Accidentally trained Good email as Spam

I have a virtual phone number with voicemail for my business. A feature of the virtual phone service is I get emailed notifications of new voicemails as they arrive. My phone number was apparently sold to scammers, so now, in addition to legitimate voicemail notifications, I get multiple emails every day from the virtual phone service with voicemails telling me to call a certain number to opt out of something I never ordered. Without thinking, I trained one of these messages as Spam, before realizing that SpamSieve will treat ALL notifications from the virtual phone service as Spam. I have since trained one these email messages that remained in my Inbox as Good. Is this sufficient to reverse my initial error and ensure that the emails from the virtual phone service will appear in my Inbox?

Is your goal for SpamSieve to put all of the voicemail messages into the inbox (even if they’re from scammers) or do you want it to try to learn the difference? Do the messages include transcripts of the voicemails or just say that a certain number called you?

My goal is to put all of the voicemail messages into the Inbox. The differences between the messages the scammers are sending and legitimate messages are too subtle to expect SpamSeive to identify. There is no transcript for any of the voicemail messages; just the incoming phone number and an audio file embedded in the email.

OK, then I would suggest that you go to the Allowlist window in SpamSieve.
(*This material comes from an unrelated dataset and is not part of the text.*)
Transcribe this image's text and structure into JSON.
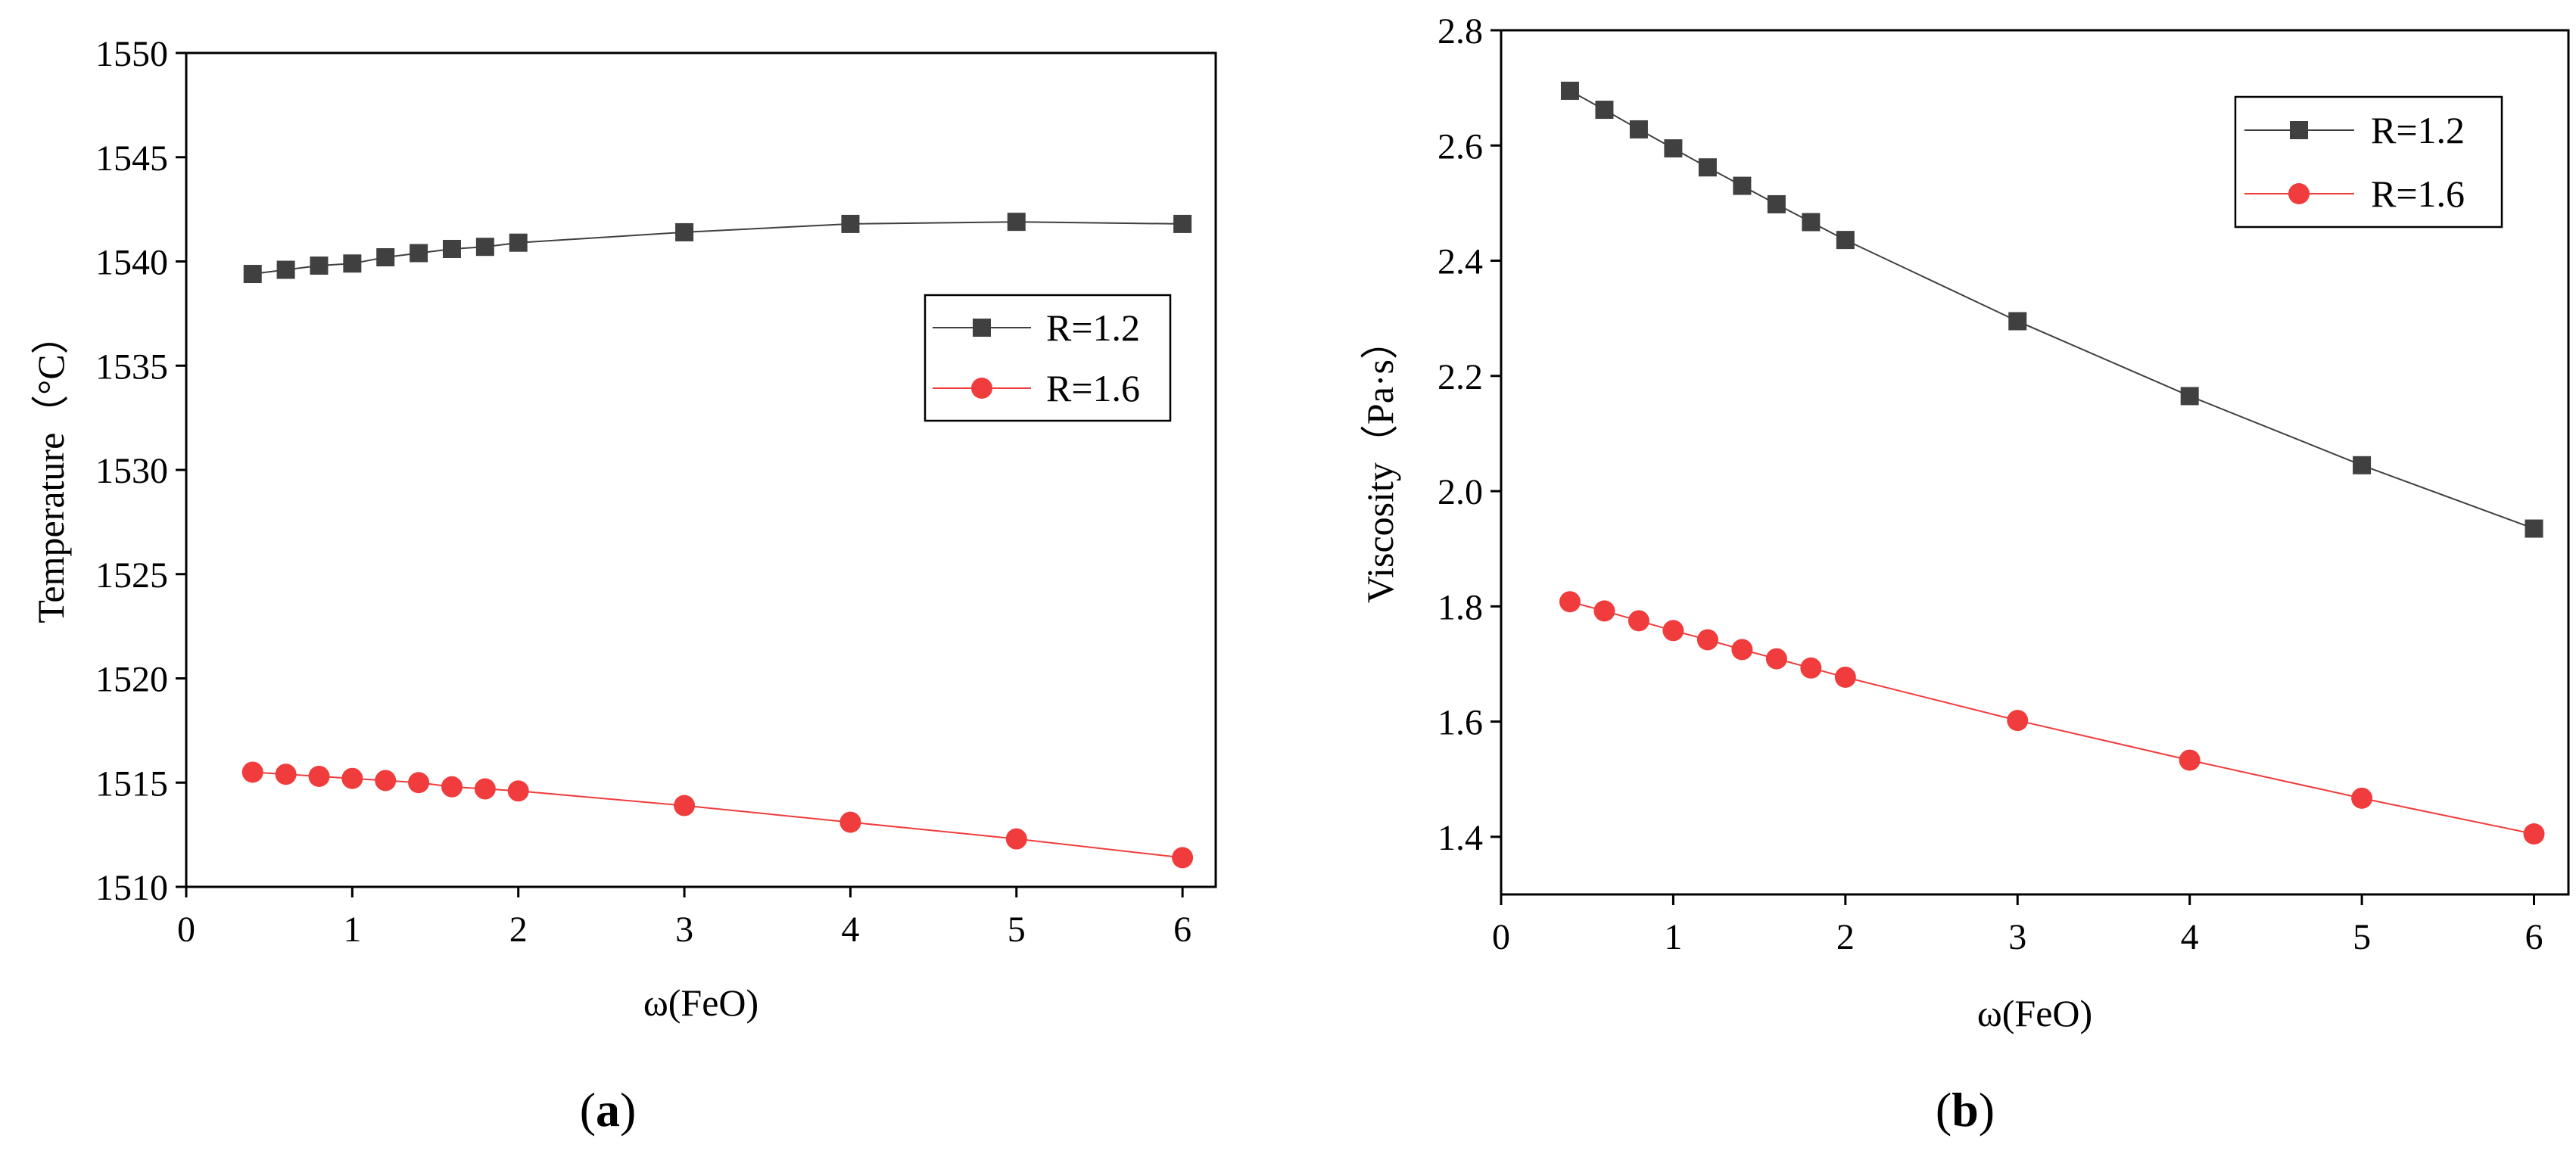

There are probably rules there for the sender’s name and address, and you want to find these and check the boxes so that they are Enabled and Locked.

Thank you!

When accessing the Allowlist I get a message:

The operation couldn’t be completed. (NSSQLiteErrorDomain error 11.)

There are apparently 7,936 Rules in the Allowlist but none are displayed.

This error indicates that the database file is damaged. If you have a backup, you could quit SpamSieve and Mail and restore the folder ~/Library/Application Support/SpamSieve/Rules.spamsieve-rules from a backup, or you could delete that folder to start a new database.

Normally, I would expect a bad database to be detected at launch. If you send in a diagnostic report I can take a closer look into what happened.

Diagnostic Report sent

Thanks!

Thanks. You may want to look into whether there’s something wrong with this Mac’s storage, as I see three different database files that were corrupted, multiple times, going back to July.